Security crackdown ordered on anti-government protests in Pakistan

Pakistani police block the highway with containers in the capital Islamabad on August 13, 2014. FAROOQ NAEEM/AFP/Getty Images

ISLAMABAD - Pakistan Prime Minister Nawaz Sharif's government on Wednesday ordered the country's capital of Islamabad surrounded by heavy security amid the threat of violent protests by anti-government politicians.

The crackdown comes the day before planned celebrations for Pakistan's Independence Day, celebrating the country's creation on August 14, 1947.

The prospect of growing turmoil across the nuclear-armed South Asian country could also pose a challenge for U.S. policy.

A senior western diplomat in Islamabad who spoke to CBS News on condition of anonymity said Sharif's failure to curb the unrest ahead of the planned draw-down of U.S.-led Western troops from Afghanistan by the end of 2014 "is not a good situation for any of us."

"The U.S. has an interest in Pakistan remaining stable, for the draw-down to complete successfully," the diplomat said. "Trouble on the streets [of Pakistan] will not keep this country settled."

The threat of protests came mainly from Imran Khan, Pakistan's cricket star-turned-politician, and fiery Islamic cleric Tahirul Qadri. Both men have threatened to storm Islamabad on Thursday coinciding with the national Independence Day celebrations.

Khan's protest is driven by his allegations of widespread fraud in the national elections of 2013 which brought Sharif to power, while Qadri said he is campaigning to bring about a revolutionary change in Pakistan.

However, politicians loyal to Sharif said the two men are being discretely supported by the country's powerful military, which ruled Pakistan for about half of its life as an independent state.

The military "cannot come to terms with a democratic government," said a member of parliament representing Sharif's Pakistan Muslim League - Nawaz (PML-N) political party, who spoke to CBS News on condition of anonymity.

Meanwhile, analysts warned the decision to crackdown on protesters will further weaken Sharif's government.

"The protests are now gaining a life of their own. Suppressing dissent will only give an impetus to the demonstrations," said Hasan Askari Rizvi, a political commentator.
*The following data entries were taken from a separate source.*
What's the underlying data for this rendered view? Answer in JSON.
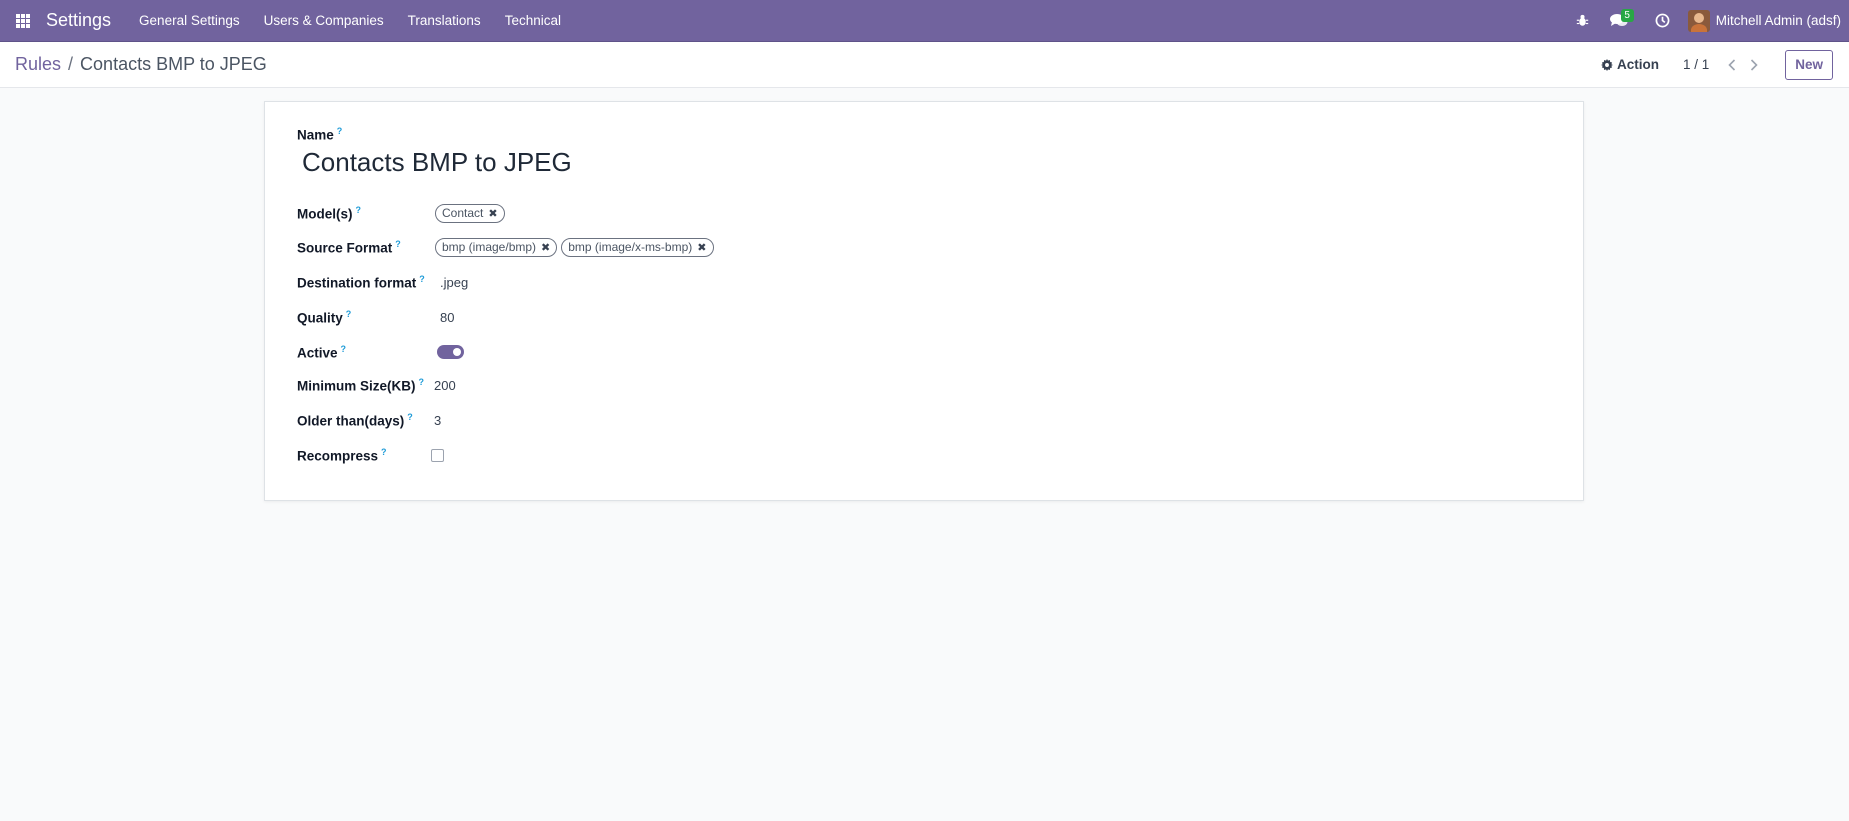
{
  "navbar": {
    "brand": "Settings",
    "menu": [
      "General Settings",
      "Users & Companies",
      "Translations",
      "Technical"
    ],
    "message_count": "5",
    "user_name": "Mitchell Admin (adsf)"
  },
  "breadcrumb": {
    "parent": "Rules",
    "separator": "/",
    "current": "Contacts BMP to JPEG"
  },
  "controls": {
    "action_label": "Action",
    "pager": "1 / 1",
    "new_label": "New"
  },
  "form": {
    "name_label": "Name",
    "name_value": "Contacts BMP to JPEG",
    "help_mark": "?",
    "fields": {
      "models": {
        "label": "Model(s)",
        "tags": [
          "Contact"
        ]
      },
      "source_format": {
        "label": "Source Format",
        "tags": [
          "bmp (image/bmp)",
          "bmp (image/x-ms-bmp)"
        ]
      },
      "destination_format": {
        "label": "Destination format",
        "value": ".jpeg"
      },
      "quality": {
        "label": "Quality",
        "value": "80"
      },
      "active": {
        "label": "Active",
        "checked": true
      },
      "minimum_size": {
        "label": "Minimum Size(KB)",
        "value": "200"
      },
      "older_than": {
        "label": "Older than(days)",
        "value": "3"
      },
      "recompress": {
        "label": "Recompress",
        "checked": false
      }
    }
  },
  "colors": {
    "brand": "#71639e",
    "help": "#1e9bd7",
    "badge": "#28a745"
  }
}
Rizvi said conditions in Pakistan have already become unsettled since the police in Lahore, Pakistan's second largest city and Sharif's hometown, attacked Qadri's protesters recently.

Qadri and his followers claim at least 15 people have been killed and more than 100 injured. In the past week, Qadri has claimed that up to seven more of his followers have been killed in parts of the populous Punjab province, of which Lahore is the local capital, in protests against Sharif.

"This regime will not survive. They are relying increasingly on draconian methods. Regimes which use draconian methods eventually pay for their deeds" Qadri told a large gathering of his followers in Lahore last week.

The crackdown in Islamabad might not happen if Khan can give assurances that the demonstrations would remain peaceful.

"Many of us have quietly urged the prime minister to allow this demonstration. A heavy crackdown may provoke a bigger protest" said the member of Sharif's political party who spoke to CBS News on condition of anonymity.

However, on the streets of Islamabad, there were signs of growing popular resentment among ordinary Pakistanis. The recent 12 hours of electricity cuts during the country's scorching summer may have contributed to the resentment.

Outside Islamabad, reports from some areas have suggested there have been power cuts lasting for up to 20 hours a day.

"This government has utterly failed" said Hukam Khan, a local taxi driver, who spoke to CBS News while stuck in traffic at the main entrance to Islamabad, where hundreds of policemen have been deployed in the past two days.

Although the electricity cuts have preceded Sharif's election, he has disappointed many Pakistanis who felt that his credentials as a businessman could have helped him to deal with the electricity crisis.